Cabe inicialmente esclarecer que há uma nítida diferença entre retenção e apreensão de veículos, sendo esta, medida utilizada em infrações mais graves e que consiste na retirada de circulação do veículo com o consequente condicionamento de sua devolução ao pagamento de multas e/ou outros encargos.
Já na retenção o veículo poderá voltar a circular tão logo a irregularidade seja sanada.
Neste sentido, a autoridade de trânsito não pode, ou não deveria, confundir direito à realização de transporte irregular (direito este que não existe), com o direito de não ter o veículo apreendido pela realização de transporte irregular (direito que existe e que deve ser amparado pelo judiciário).
Realmente o transporte irregular de passageiros não é legítimo. Muito pelo contrário. Acontece que, não restam dúvidas que o particular, mesmo cometendo uma infração de trânsito, tem direito líquido e certo de não ver seu veículo apreendido, com o condicionamento da liberação ao pagamento de multa superior à estabelecida no Código de Trânsito Brasileiro.
Cumpre registrar que essa atitude, infelizmente, vem se configurando um insistente disparate no que tange a entendimento já consolidado no ordenamento jurídico.
É fato que a autoridade de trânsito deve fiscalizar o transporte irregular de passageiros, mas em conformidade com os dispositivos legais aplicáveis ao caso, sendo vedado à Administração Pública fundar seus atos em dispositivos que afrontam o princípio da legalidade.
Essa infração (transporte remunerado de pessoas ou bens sem o devido licenciamento) encontra previsão no art. 231, inciso VIII, do Código de Trânsito Brasileiro, nos seguintes termos;
"Art. 231. Transitar com veículo:
(...)
VIII - efetuando transporte remunerado de pessoas ou bens, quando não for licenciado para esse fim, salvo casos de força maior ou com a autorização da autoridade competente:
Infração - gravíssima;
Penalidade - multa
Medida administrativa - remoção do veículo".
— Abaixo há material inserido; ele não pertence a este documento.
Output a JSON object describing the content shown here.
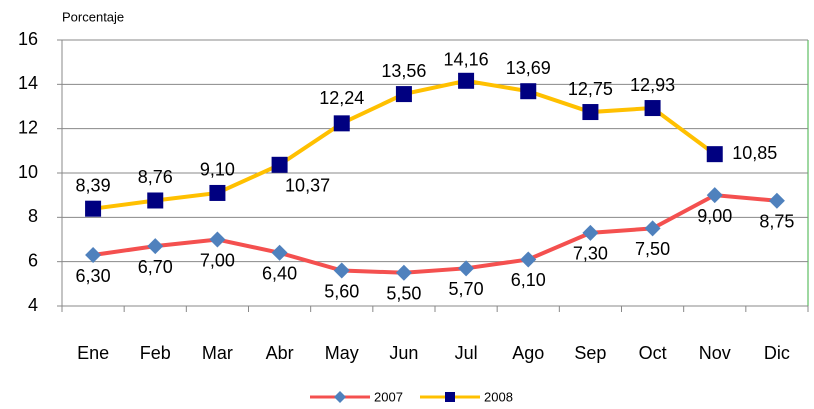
{
  "chart_data": {
    "type": "line",
    "y_label": "Porcentaje",
    "categories": [
      "Ene",
      "Feb",
      "Mar",
      "Abr",
      "May",
      "Jun",
      "Jul",
      "Ago",
      "Sep",
      "Oct",
      "Nov",
      "Dic"
    ],
    "series": [
      {
        "name": "2007",
        "color": "#f4504f",
        "marker": "diamond",
        "marker_color": "#4f81bd",
        "values": [
          6.3,
          6.7,
          7.0,
          6.4,
          5.6,
          5.5,
          5.7,
          6.1,
          7.3,
          7.5,
          9.0,
          8.75
        ],
        "value_labels": [
          "6,30",
          "6,70",
          "7,00",
          "6,40",
          "5,60",
          "5,50",
          "5,70",
          "6,10",
          "7,30",
          "7,50",
          "9,00",
          "8,75"
        ]
      },
      {
        "name": "2008",
        "color": "#ffc000",
        "marker": "square",
        "marker_color": "#000080",
        "values": [
          8.39,
          8.76,
          9.1,
          10.37,
          12.24,
          13.56,
          14.16,
          13.69,
          12.75,
          12.93,
          10.85,
          null
        ],
        "value_labels": [
          "8,39",
          "8,76",
          "9,10",
          "10,37",
          "12,24",
          "13,56",
          "14,16",
          "13,69",
          "12,75",
          "12,93",
          "10,85",
          null
        ]
      }
    ],
    "ylim": [
      4,
      16
    ],
    "yticks": [
      4,
      6,
      8,
      10,
      12,
      14,
      16
    ],
    "grid": true,
    "legend": "bottom"
  }
}
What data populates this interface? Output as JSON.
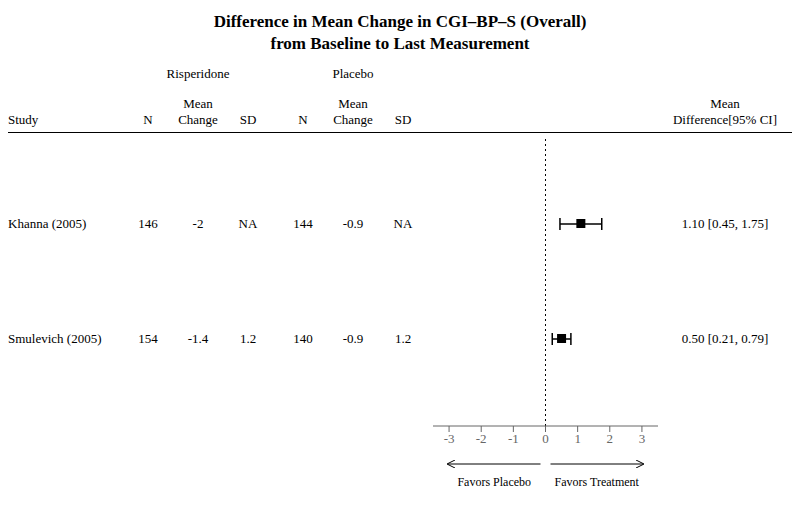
{
  "chart_data": {
    "type": "forest",
    "title": "Difference in Mean Change in CGI–BP–S (Overall)",
    "subtitle": "from Baseline to Last Measurement",
    "categories": [
      "Khanna (2005)",
      "Smulevich (2005)"
    ],
    "values": [
      1.1,
      0.5
    ],
    "ci_lower": [
      0.45,
      0.21
    ],
    "ci_upper": [
      1.75,
      0.79
    ],
    "value_labels": [
      "1.10 [0.45, 1.75]",
      "0.50 [0.21, 0.79]"
    ],
    "xlim": [
      -3.5,
      3.5
    ],
    "xticks": [
      -3,
      -2,
      -1,
      0,
      1,
      2,
      3
    ],
    "reference_line": 0,
    "tick_labels": "x",
    "marker": "square",
    "table": {
      "study_header": "Study",
      "value_header": "Mean\nDifference[95% CI]",
      "groups": [
        {
          "name": "Risperidone",
          "columns": [
            {
              "header": "N",
              "values": [
                146,
                154
              ]
            },
            {
              "header": "Mean\nChange",
              "values": [
                -2,
                -1.4
              ]
            },
            {
              "header": "SD",
              "values": [
                "NA",
                1.2
              ]
            }
          ]
        },
        {
          "name": "Placebo",
          "columns": [
            {
              "header": "N",
              "values": [
                144,
                140
              ]
            },
            {
              "header": "Mean\nChange",
              "values": [
                -0.9,
                -0.9
              ]
            },
            {
              "header": "SD",
              "values": [
                "NA",
                1.2
              ]
            }
          ]
        }
      ]
    },
    "annotations": [
      "Favors Placebo",
      "Favors Treatment"
    ]
  }
}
(alteração dada pela Lei n. 13.855 de 8 de julho de 2019)
Observe que referido dispositivo é claro ao fixar como medida administrativa a remoção do veículo, não a sua apreensão.
Sobre esse dispositivo o Superior Tribunal de Justiça, a tempos, já vem entendendo não ser possível a apreensão de veículos que transportem de forma remunerada, pessoas ou bens sem o devido licenciamento, conforme se exemplifica;
"ADMINISTRATIVO. AGRAVO REGIMENTAL NO RECURSO ESPECIAL. TRÂNSITO. APREENSÃO DE VEÍCULO. LIBERAÇÃO CONDICIONADA AO PAGAMENTO DAS MULTAS VENCIDAS E DESPESAS COM REMOÇÃO E DEPÓSITO. ILÍCITOS ADMINISTRATIVOS PREVISTOS NOS ARTS. 231, VIII, E 232 DO CTB SANCIONADOS COM RETENÇÃO DO VEÍCULO. APLICAÇÃO INDEVIDA DA APREENSÃO. DIFERENÇA. AUSÊNCIA DE SIMILITUDE FÁTICA ENTRE A HIPÓTESE E O RECURSO REPRESENTATIVO DE CONTROVÉRSIA APLICADO NA DECISÃO RECORRIDA. AGRAVO REGIMENTAL DA PESSOA NATURAL PROVIDO PARA NEGAR SEGUIMENTO AO RECURSO ESPECIAL. PREJUDICADO O AGRAVO REGIMENTAL INTERPOSTO PELO MUNICÍPIO . (STJ, 1ª Turma, AgRg no REsp nº 1107262/RJ, Relator Min. Arnaldo Esteves Lima, Acórdão publicado no DJU em 04/10/2010)".
Esse entendimento, já está, inclusive, consolidado na jurisprudência pátria, notadamente no Superior Tribunal de Justiça, vejamos:
Enunciado 510:
"A liberação se veículo retido apenas por transporte irregular de passageiros não está condicionada ao pagamento de multas e despesas".
Assim sendo, no caso de transporte irregular/remunerado, o veículo deve ser retido, até a regularização da infração, que se dá no exato momento em que os passageiros saem do veículo.
Frise-se, novamente, que não se está aqui afirmando que é lícita a atividade de transporte irregular/remunerado.
Apenas me parece, que o poder de polícia exercido pelo agente público, que ao invés de aplicar a penalidade cabível e liberar o veículo tão logo a irregularidade seja sanada o apreende, condicionando sua devolução ao pagamento de multas e/ou outros encargos, extrapola os limites impostos pela lei ferindo o princípio da legalidade, esculpido no art. 37, caput, da Constituição Federal, o estabelecido no Código de Trânsito Brasileiro, na jurisprudência pacífica e na Súmula 510 do Superior Tribunal de Justiça.